A commodity is a basic good that has full or substantial fungibility. This means that the good is interchangeable with other commodities of the same type, with no regard to who produced the good; they are either identical or substantially similar. Commodities on the whole are raw materials, basic resources, agricultural or mining products. In short, a commodity is a type of product with uniform quality and high enough demand to be traded across many markets. There are countless different types of commodities but some commonly traded ones include those such as natural gas, crude oil, gold and coffee.

Different types of commodities

The most commonly traded commodities have well established markets. Investors go to commodity exchanges to trade in these markets. The exchanges subsequently standardise the minimum quality of a commodity as well as contract size for commodity derivatives.  

What is the commodity market?

The commodity market is a place, virtual or actual, where individuals go to buy, sell and trade commodities. There are many commodity markets to trade and an investor can do this in numerous ways, which include, but are not limited to: purchasing the actual commodity, buying shares in companies who mine commodities, buying into a mutual fund, index fund or exchange-traded fund, or buying commodity derivative products such as futures or contracts for difference (CFDs).

There are several major commodities exchanges: the Chicago Mercantile Exchanges, Moscow Energies Exchange and the New York Mercantile Exchange. The Chicago Mercantile Exchange trades a lot of soft agricultural commodities whereas the New York Mercantile Exchange tends to trade more hard commodities such as energy or metals.

Soft and hard commodities

Hard commodity market

Commodities, and commodity markets, are categorised into two different types: soft and hard. Hard commodities are those that are natural resources, which are either extracted or mined. For instance, gold, helium, oil, gas and rubber are examples of hard commodities.

The production and supply of hard commodities can be accurately estimated and are commonly referred to as a basis for economic health.
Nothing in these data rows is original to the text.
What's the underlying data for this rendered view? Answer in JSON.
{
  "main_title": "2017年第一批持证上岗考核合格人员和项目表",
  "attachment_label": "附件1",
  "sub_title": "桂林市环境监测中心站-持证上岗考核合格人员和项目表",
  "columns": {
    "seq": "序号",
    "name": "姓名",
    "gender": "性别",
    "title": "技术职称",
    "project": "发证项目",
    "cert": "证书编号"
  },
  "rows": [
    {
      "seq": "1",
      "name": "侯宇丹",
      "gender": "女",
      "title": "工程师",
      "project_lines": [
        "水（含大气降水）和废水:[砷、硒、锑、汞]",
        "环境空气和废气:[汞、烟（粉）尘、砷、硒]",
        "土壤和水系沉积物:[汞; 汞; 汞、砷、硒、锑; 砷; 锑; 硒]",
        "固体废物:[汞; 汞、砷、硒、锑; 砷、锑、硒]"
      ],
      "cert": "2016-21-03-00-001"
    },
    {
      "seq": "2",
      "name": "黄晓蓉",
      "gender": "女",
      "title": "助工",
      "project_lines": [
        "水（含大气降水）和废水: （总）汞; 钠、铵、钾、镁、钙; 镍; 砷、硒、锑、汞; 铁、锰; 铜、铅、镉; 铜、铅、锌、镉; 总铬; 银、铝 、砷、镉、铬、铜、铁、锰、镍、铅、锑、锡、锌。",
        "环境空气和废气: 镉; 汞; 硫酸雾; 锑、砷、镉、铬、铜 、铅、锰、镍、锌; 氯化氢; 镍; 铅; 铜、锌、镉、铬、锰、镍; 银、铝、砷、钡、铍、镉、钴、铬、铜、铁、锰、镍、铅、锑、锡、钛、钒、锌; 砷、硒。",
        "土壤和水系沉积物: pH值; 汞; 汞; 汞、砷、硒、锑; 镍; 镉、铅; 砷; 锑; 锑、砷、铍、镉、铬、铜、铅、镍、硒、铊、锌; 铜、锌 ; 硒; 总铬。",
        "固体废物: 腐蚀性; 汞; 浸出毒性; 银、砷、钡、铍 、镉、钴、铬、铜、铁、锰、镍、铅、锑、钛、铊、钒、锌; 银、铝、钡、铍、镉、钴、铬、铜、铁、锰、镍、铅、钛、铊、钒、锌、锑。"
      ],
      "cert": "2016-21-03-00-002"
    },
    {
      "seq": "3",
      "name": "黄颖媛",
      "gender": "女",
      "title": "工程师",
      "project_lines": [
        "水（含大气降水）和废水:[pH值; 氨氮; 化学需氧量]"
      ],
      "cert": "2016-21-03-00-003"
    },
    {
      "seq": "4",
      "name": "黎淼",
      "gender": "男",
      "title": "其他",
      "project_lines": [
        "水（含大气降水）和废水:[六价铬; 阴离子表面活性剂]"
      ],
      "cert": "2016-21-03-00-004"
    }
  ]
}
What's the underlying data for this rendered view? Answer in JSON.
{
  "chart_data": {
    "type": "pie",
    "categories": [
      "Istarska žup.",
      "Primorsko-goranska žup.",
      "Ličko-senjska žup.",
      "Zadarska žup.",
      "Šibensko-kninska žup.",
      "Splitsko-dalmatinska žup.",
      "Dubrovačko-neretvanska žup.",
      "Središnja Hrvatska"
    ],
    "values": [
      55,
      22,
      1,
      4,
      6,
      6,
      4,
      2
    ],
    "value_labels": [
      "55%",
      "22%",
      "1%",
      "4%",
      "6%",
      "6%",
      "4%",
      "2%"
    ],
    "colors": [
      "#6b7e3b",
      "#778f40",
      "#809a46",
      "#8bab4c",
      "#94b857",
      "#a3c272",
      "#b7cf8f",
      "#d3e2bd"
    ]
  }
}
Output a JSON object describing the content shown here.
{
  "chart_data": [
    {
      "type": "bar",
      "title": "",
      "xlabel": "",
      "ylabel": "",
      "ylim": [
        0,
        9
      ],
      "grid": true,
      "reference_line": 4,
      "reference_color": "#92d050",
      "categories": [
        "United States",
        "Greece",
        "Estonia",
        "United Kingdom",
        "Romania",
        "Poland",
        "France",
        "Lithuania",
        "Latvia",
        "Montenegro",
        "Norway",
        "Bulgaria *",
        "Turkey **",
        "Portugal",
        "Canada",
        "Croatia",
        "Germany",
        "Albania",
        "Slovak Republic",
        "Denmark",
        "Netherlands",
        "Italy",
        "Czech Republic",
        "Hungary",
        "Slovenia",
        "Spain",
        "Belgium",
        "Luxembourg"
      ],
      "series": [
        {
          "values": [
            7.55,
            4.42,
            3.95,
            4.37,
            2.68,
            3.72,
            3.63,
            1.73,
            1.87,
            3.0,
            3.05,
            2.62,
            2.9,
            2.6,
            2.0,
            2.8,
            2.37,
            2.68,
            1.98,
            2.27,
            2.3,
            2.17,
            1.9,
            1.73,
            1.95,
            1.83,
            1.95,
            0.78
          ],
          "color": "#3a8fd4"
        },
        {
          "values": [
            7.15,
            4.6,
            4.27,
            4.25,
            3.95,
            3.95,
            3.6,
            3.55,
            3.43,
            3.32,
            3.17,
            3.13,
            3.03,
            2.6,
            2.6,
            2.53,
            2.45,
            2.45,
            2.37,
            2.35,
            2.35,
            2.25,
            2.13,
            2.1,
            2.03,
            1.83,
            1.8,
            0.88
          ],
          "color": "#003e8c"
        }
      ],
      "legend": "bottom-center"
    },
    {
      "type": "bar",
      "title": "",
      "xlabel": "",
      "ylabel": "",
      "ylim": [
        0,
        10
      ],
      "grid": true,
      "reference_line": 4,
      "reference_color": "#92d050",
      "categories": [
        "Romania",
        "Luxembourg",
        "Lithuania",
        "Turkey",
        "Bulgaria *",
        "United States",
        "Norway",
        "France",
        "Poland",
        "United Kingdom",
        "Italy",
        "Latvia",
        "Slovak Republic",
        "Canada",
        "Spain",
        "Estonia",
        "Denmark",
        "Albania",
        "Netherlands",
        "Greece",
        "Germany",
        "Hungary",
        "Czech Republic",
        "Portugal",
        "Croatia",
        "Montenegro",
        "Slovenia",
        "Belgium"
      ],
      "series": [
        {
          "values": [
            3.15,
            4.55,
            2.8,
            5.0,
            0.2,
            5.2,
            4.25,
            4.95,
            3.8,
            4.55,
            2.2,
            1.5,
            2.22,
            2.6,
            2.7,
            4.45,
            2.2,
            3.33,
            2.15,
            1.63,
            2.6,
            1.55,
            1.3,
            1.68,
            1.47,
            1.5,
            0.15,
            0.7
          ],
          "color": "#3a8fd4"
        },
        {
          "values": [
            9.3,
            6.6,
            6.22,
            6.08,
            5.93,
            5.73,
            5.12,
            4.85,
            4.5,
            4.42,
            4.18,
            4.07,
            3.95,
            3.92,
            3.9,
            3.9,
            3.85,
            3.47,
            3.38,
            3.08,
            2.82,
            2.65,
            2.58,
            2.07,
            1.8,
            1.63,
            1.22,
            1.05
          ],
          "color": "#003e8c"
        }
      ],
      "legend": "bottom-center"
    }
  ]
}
This is the idea behind examining copper and oil demand as a proxy for economic stability.

The majority of the hard commodity market consists of energy goods such as oil and gas, but it also includes precious metals like gold, palladium and platinum.

The hard commodity market tends to fluctuate less overall due to the accurate nature of estimating supply of the commodity. However, hard commodities tend to be more popular with your average trader and the market is not shy of sentimental fluctuations. It is worth noting that in times of economic crisis or vast inflationary periods traders have a tendency to invest in gold as a hedge.

Soft commodity market

Soft commodities are those that need to be grown like agricultural goods and livestock. Examples of soft commodities include coffee, sugar, soybean, fruit and milk. Soft commodities tend to have greater price fluctuations than hard commodities and are subject to greater forces that determine their overall supply and demand.

Weather plays a substantial role in the determination of supply in this market. Excessively cold winters or overly warm summers impact livestock and the production of crops. This can lead to shortages and spikes in price. Conversely, crops can produce more of a commodity than anticipated depressing prices due to a supply surplus.